Ein gutes und willkommenes Miteinander muss immer von zwei Seiten getragen werden. Nicht immer lässt sich diese Brücke schlagen. Für Angehörige, die es gut mit ihren Liebsten meinen, ist das oft nur schwer nachzuvollziehen.
So erhielt ich die telefonische Anfrage einer Tochter, deren Vater in einem Seniorenwohnheim lebt. Ich war ihr von einer Mitarbeiterin empfohlen worden, denn ich besuche und betreue dort bereits
mehrere Bewohner.
Sie schilderte mir die Situation ihres Vaters, der sich seit dem Tode seiner Frau und dem darauf folgenden Umzug in diese Einrichtung höchst unglücklich fühlt. Eine ebenfalls ältere Freundin der
Familie könne ihn nicht mehr so häufig besuchen, da es ihr selbst immer schwerer falle. Diese Lücke solle durch meine Besuche gefüllt werden.

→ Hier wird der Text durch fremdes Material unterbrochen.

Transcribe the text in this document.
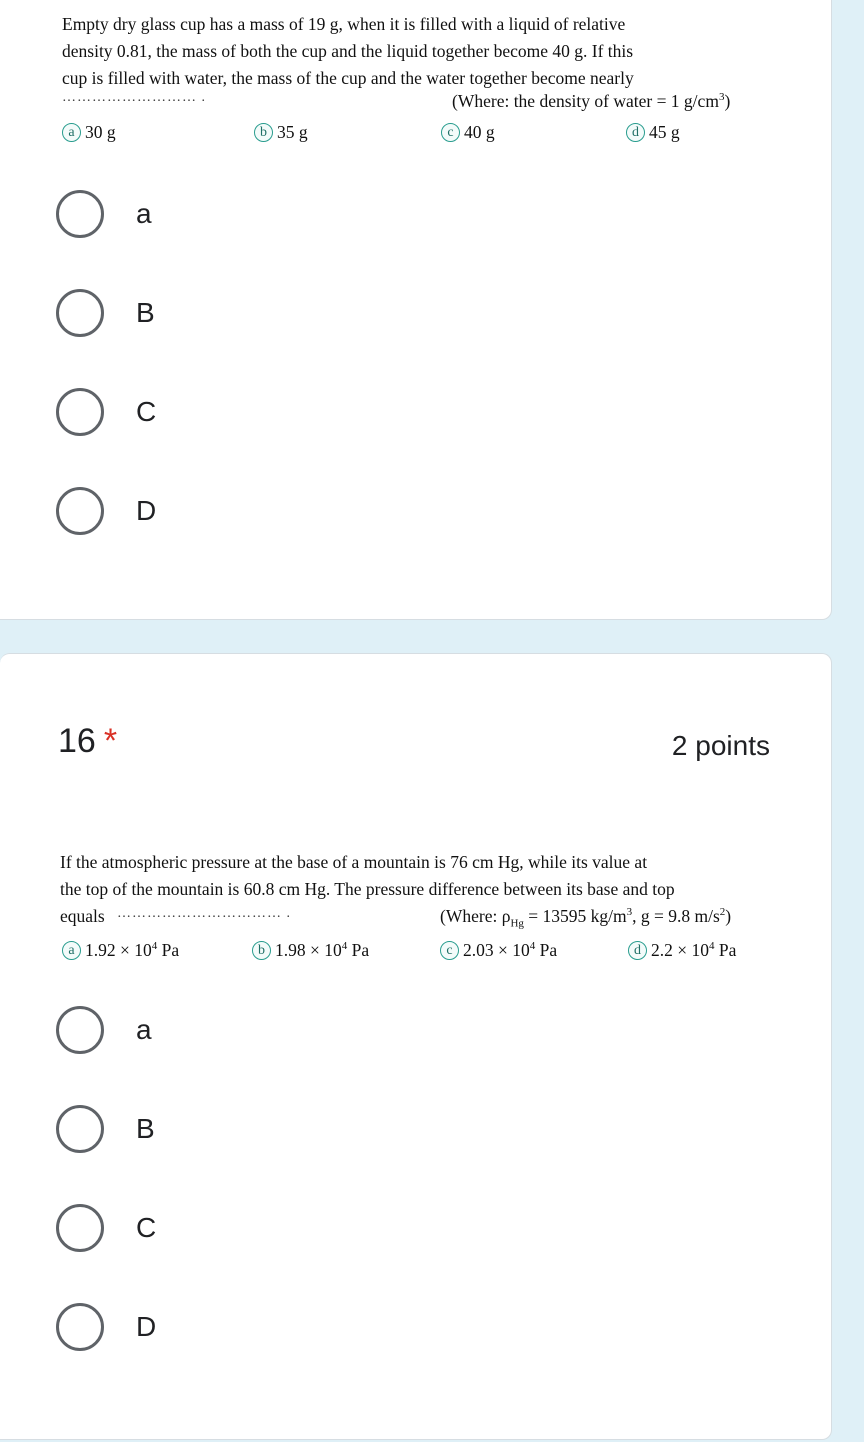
Empty dry glass cup has a mass of 19 g, when it is filled with a liquid of relative
density 0.81, the mass of both the cup and the liquid together become 40 g. If this
cup is filled with water, the mass of the cup and the water together become nearly
……………………… .	(Where: the density of water = 1 $g/cm^3$)
a 30 g	b 35 g	c 40 g	d 45 g
a
B
C
D
16 *	2 points
If the atmospheric pressure at the base of a mountain is 76 cm Hg, while its value at
the top of the mountain is 60.8 cm Hg. The pressure difference between its base and top
equals …………………………… .	(Where: $\rho_{Hg} = 13595$ $kg/m^3$, g = 9.8 $m/s^2$)
a $1.92 \times 10^4$ Pa	b $1.98 \times 10^4$ Pa	c $2.03 \times 10^4$ Pa	d $2.2 \times 10^4$ Pa
a
B
C
D
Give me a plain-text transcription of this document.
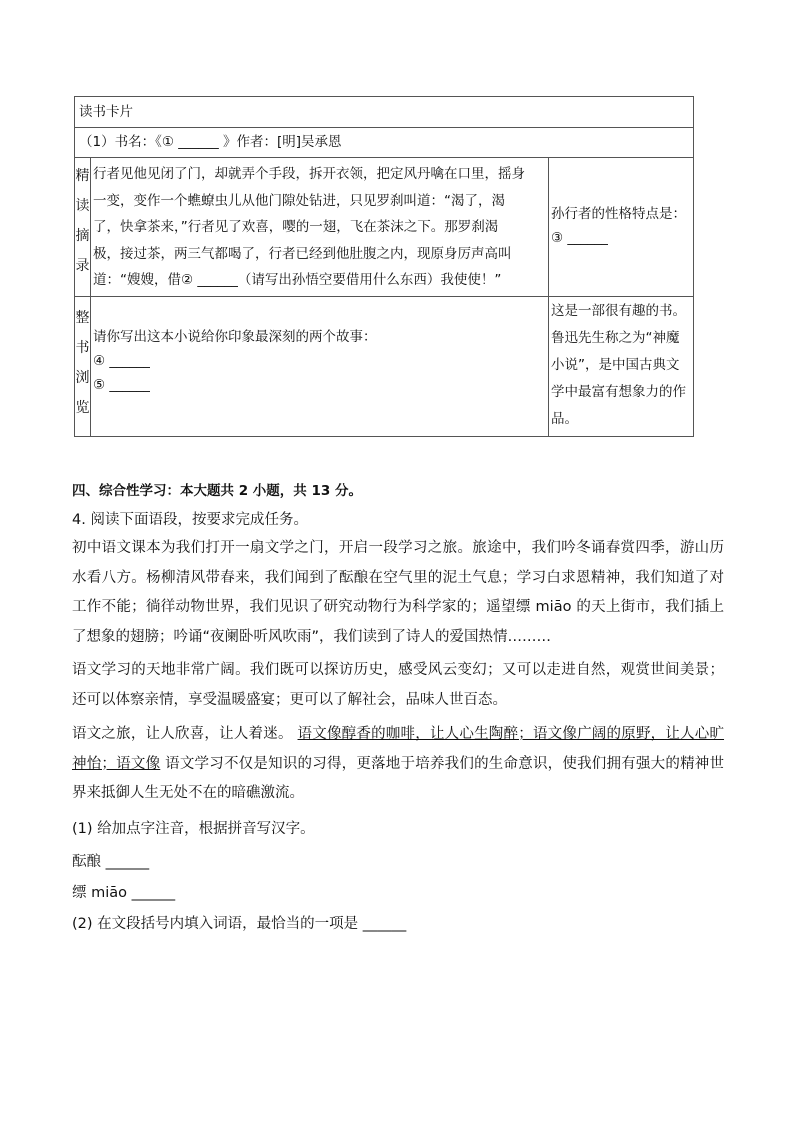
读书卡片
（1）书名：《① ______ 》作者：[明]吴承恩
精
读
摘
录
行者见他见闭了门，却就弄个手段，拆开衣领，把定风丹噙在口里，摇身
一变，变作一个蟭蟟虫儿从他门隙处钻进，只见罗刹叫道：“渴了，渴
了，快拿茶来，”行者见了欢喜，嘤的一翅，飞在茶沫之下。那罗刹渴
极，接过茶，两三气都喝了，行者已经到他肚腹之内，现原身厉声高叫
道：“嫂嫂，借② ______（请写出孙悟空要借用什么东西）我使使！”
孙行者的性格特点是：
③ ______
整
书
浏
览
请你写出这本小说给你印象最深刻的两个故事：
④ ______
⑤ ______
这是一部很有趣的书。
鲁迅先生称之为“神魔
小说”，是中国古典文
学中最富有想象力的作
品。
四、综合性学习：本大题共 2 小题，共 13 分。
4. 阅读下面语段，按要求完成任务。
初中语文课本为我们打开一扇文学之门，开启一段学习之旅。旅途中，我们吟冬诵春赏四季，游山历水看八方。杨柳清风带春来，我们闻到了酝酿在空气里的泥土气息；学习白求恩精神，我们知道了对工作不能；徜徉动物世界，我们见识了研究动物行为科学家的；遥望缥 miāo 的天上街市，我们插上了想象的翅膀；吟诵“夜阑卧听风吹雨”，我们读到了诗人的爱国热情………
语文学习的天地非常广阔。我们既可以探访历史，感受风云变幻；又可以走进自然，观赏世间美景；还可以体察亲情，享受温暖盛宴；更可以了解社会，品味人世百态。
语文之旅，让人欣喜，让人着迷。 语文像醇香的咖啡，让人心生陶醉；语文像广阔的原野，让人心旷神怡；语文像 语文学习不仅是知识的习得，更落地于培养我们的生命意识，使我们拥有强大的精神世界来抵御人生无处不在的暗礁激流。
(1) 给加点字注音，根据拼音写汉字。
酝酿 ______
缥 miāo ______
(2) 在文段括号内填入词语，最恰当的一项是 ______
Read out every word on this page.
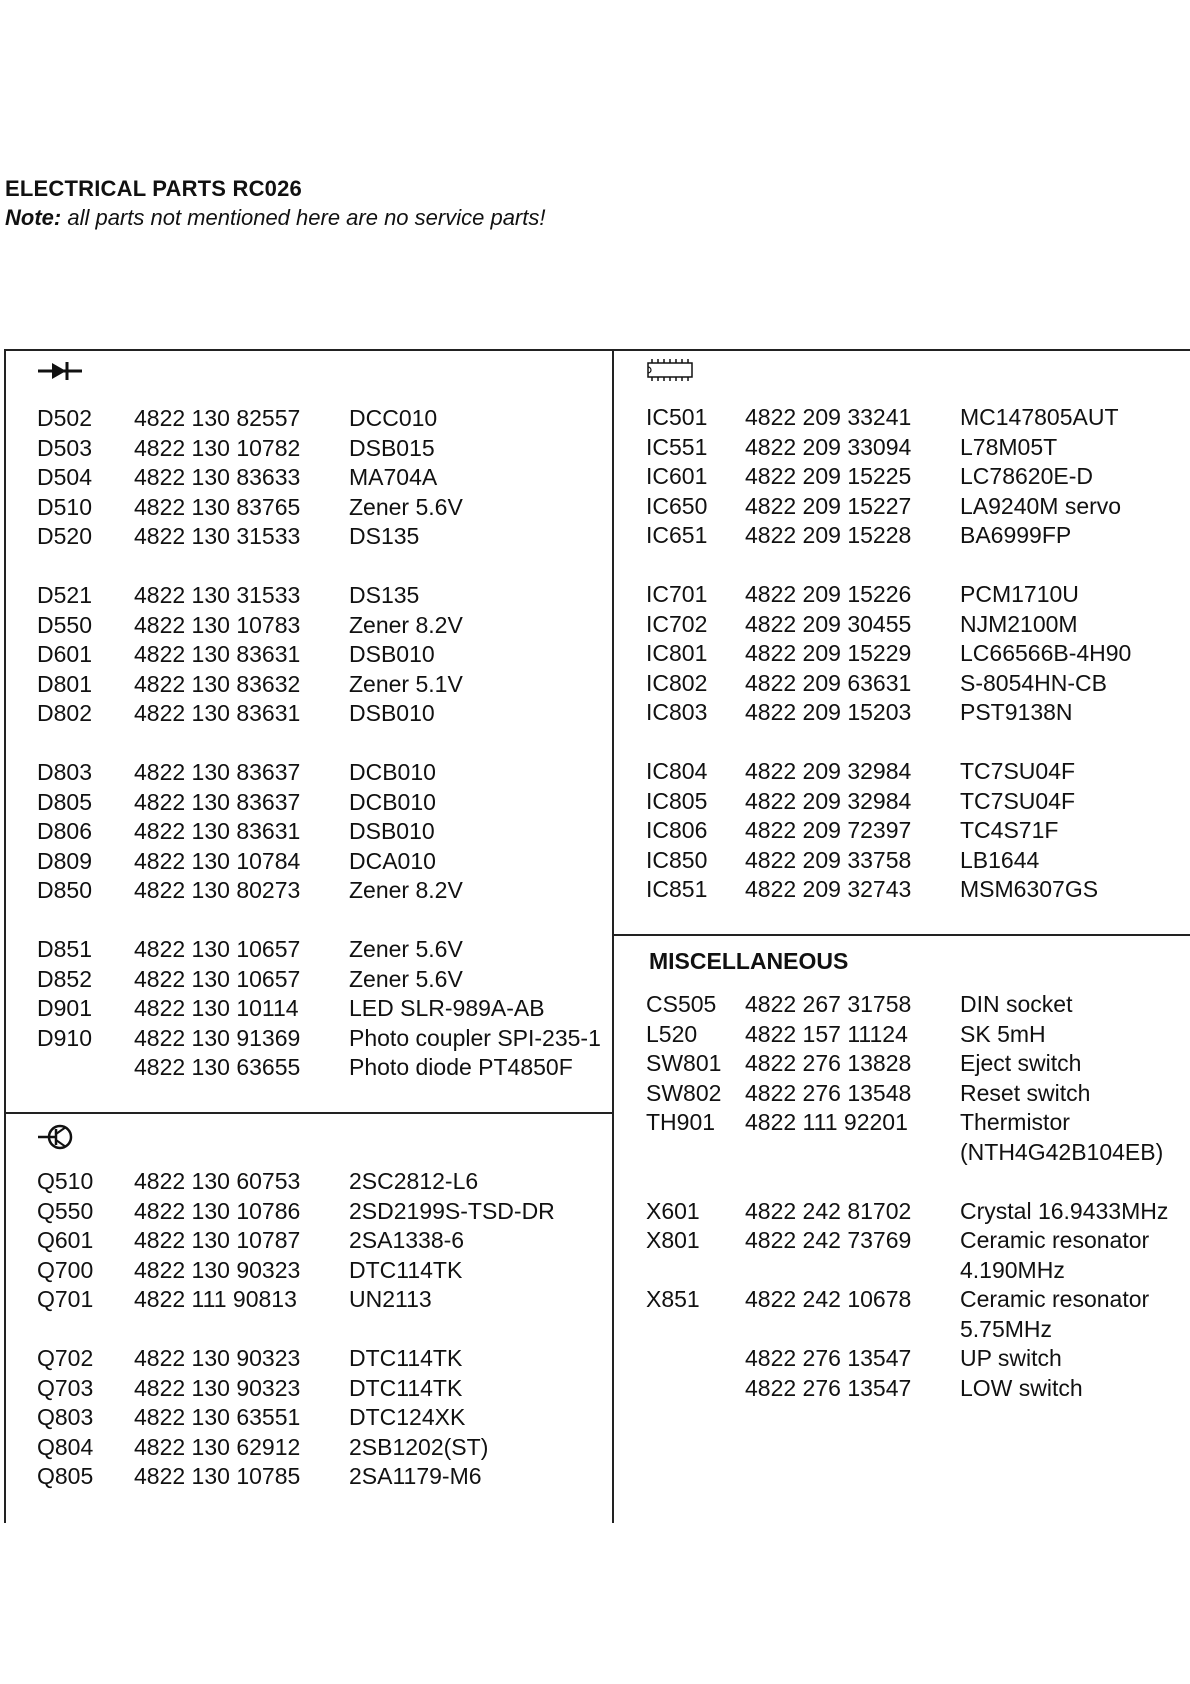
ELECTRICAL PARTS RC026
Note: all parts not mentioned here are no service parts!
D502 4822 130 82557 DCC010
D503 4822 130 10782 DSB015
D504 4822 130 83633 MA704A
D510 4822 130 83765 Zener 5.6V
D520 4822 130 31533 DS135
D521 4822 130 31533 DS135
D550 4822 130 10783 Zener 8.2V
D601 4822 130 83631 DSB010
D801 4822 130 83632 Zener 5.1V
D802 4822 130 83631 DSB010
D803 4822 130 83637 DCB010
D805 4822 130 83637 DCB010
D806 4822 130 83631 DSB010
D809 4822 130 10784 DCA010
D850 4822 130 80273 Zener 8.2V
D851 4822 130 10657 Zener 5.6V
D852 4822 130 10657 Zener 5.6V
D901 4822 130 10114 LED SLR-989A-AB
D910 4822 130 91369 Photo coupler SPI-235-1
4822 130 63655 Photo diode PT4850F
Q510 4822 130 60753 2SC2812-L6
Q550 4822 130 10786 2SD2199S-TSD-DR
Q601 4822 130 10787 2SA1338-6
Q700 4822 130 90323 DTC114TK
Q701 4822 111 90813 UN2113
Q702 4822 130 90323 DTC114TK
Q703 4822 130 90323 DTC114TK
Q803 4822 130 63551 DTC124XK
Q804 4822 130 62912 2SB1202(ST)
Q805 4822 130 10785 2SA1179-M6
IC501 4822 209 33241 MC147805AUT
IC551 4822 209 33094 L78M05T
IC601 4822 209 15225 LC78620E-D
IC650 4822 209 15227 LA9240M servo
IC651 4822 209 15228 BA6999FP
IC701 4822 209 15226 PCM1710U
IC702 4822 209 30455 NJM2100M
IC801 4822 209 15229 LC66566B-4H90
IC802 4822 209 63631 S-8054HN-CB
IC803 4822 209 15203 PST9138N
IC804 4822 209 32984 TC7SU04F
IC805 4822 209 32984 TC7SU04F
IC806 4822 209 72397 TC4S71F
IC850 4822 209 33758 LB1644
IC851 4822 209 32743 MSM6307GS
MISCELLANEOUS
CS505 4822 267 31758 DIN socket
L520 4822 157 11124 SK 5mH
SW801 4822 276 13828 Eject switch
SW802 4822 276 13548 Reset switch
TH901 4822 111 92201 Thermistor
(NTH4G42B104EB)
X601 4822 242 81702 Crystal 16.9433MHz
X801 4822 242 73769 Ceramic resonator
4.190MHz
X851 4822 242 10678 Ceramic resonator
5.75MHz
4822 276 13547 UP switch
4822 276 13547 LOW switch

Mehr noch: Ihr Vater käme überhaupt nicht mit den Lebensumständen, den Tagesabläufen sowie den Mitbewohnern der Einrichtung klar. Er nehme an keinerlei Gemeinschaftsaktivitäten teil, ziehe sich
völlig zurück und neige zu Depression. Dieser „Teufelskreis“ wäre im Idealfall zu durchbrechen, indem er möglichst viele Aktivitäten und Ablenkungen außerhalb des Hauses erfährt. Da er zudem auf
den Rollator angewiesen ist, sei eine professionelle Begleitung, wie sie qualifizierte Senioren-Assistenten bieten, für sie die perfekte Lösung. Er wisse allerdings bisher nichts von ihren
Überlegungen.
Daraufhin entstand die Idee, sich für das persönliche Kennenlernen in einem nahegelegenen Café zu verabreden und die ungezwungene Atmosphäre fernab des Wohnhauses für ein Gespräch zu nutzen.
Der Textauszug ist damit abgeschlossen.